We start off in the conventional way by assuming that the square root of 2 IS rational and may be given as m/n where m & n are both integer.

1) √2 = m/n

2) m^{2} = 2 n^{2}

That much we have seen before, but now comes the really clever bit. Factor m & n into their unique prime factors:

3) m_{1} m_{1} m_{2} m_{2 }m_{3} m_{3} … m_{r} m_{r} = 2 n_{1} n_{1} n_{2} n_{2} n_{3} n_{3} … n_{r} n_{r}

Now here’s the problem. The prime number 2 will appear an even number of times on the left hand side of the equation (if it appears at all) and an odd number of times on the right. Since the decomposition into primes is unique the prime number 2 cannot appear an even number of times on one side of the equality and an odd number of times on the other. So the square root of 2 cannot be written in the form m/n with m & n integer.

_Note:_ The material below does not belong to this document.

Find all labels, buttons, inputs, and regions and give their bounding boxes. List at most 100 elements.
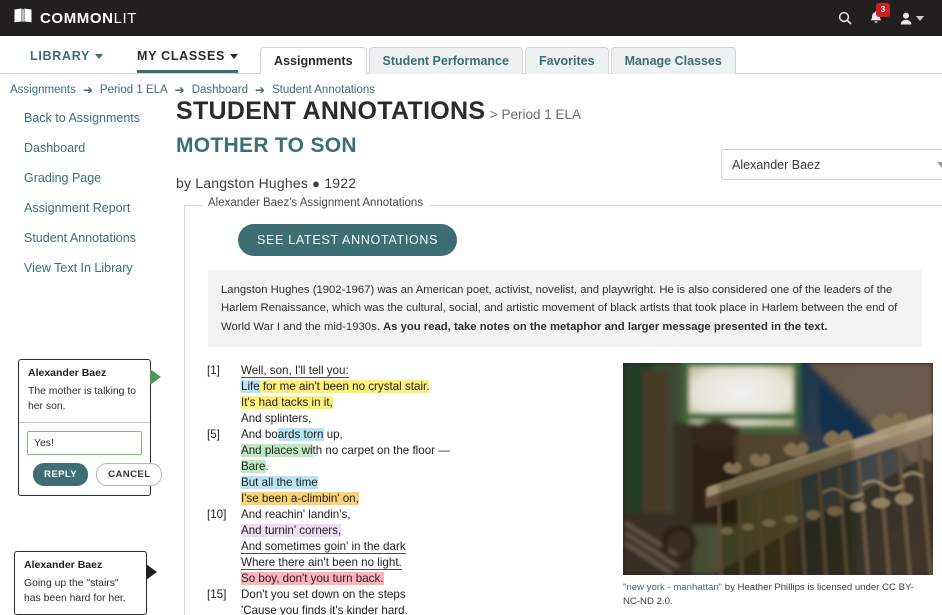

A) Although the above was shown to be true for root 2, the same argument of course would hold true for *any prime number. The square root of any prime number is an irrational.*

B) Replace 2 with ** any** integer that is not a perfect square. Now that integer may be decomposed into its prime factors, and, if the number is not a perfect square, then once again we will have an odd number of primes on one side of the equality and an even number of primes on the other.

*The square root of any integer that is not a perfect square is also an irrational.*C) Finally, replace 2 with any perfect square. Now the perfect square will decompose into ** pairs of primes** and this will give the possibility of even numbers of primes on both sides of the inequality and therefore the possibility of a rational solution.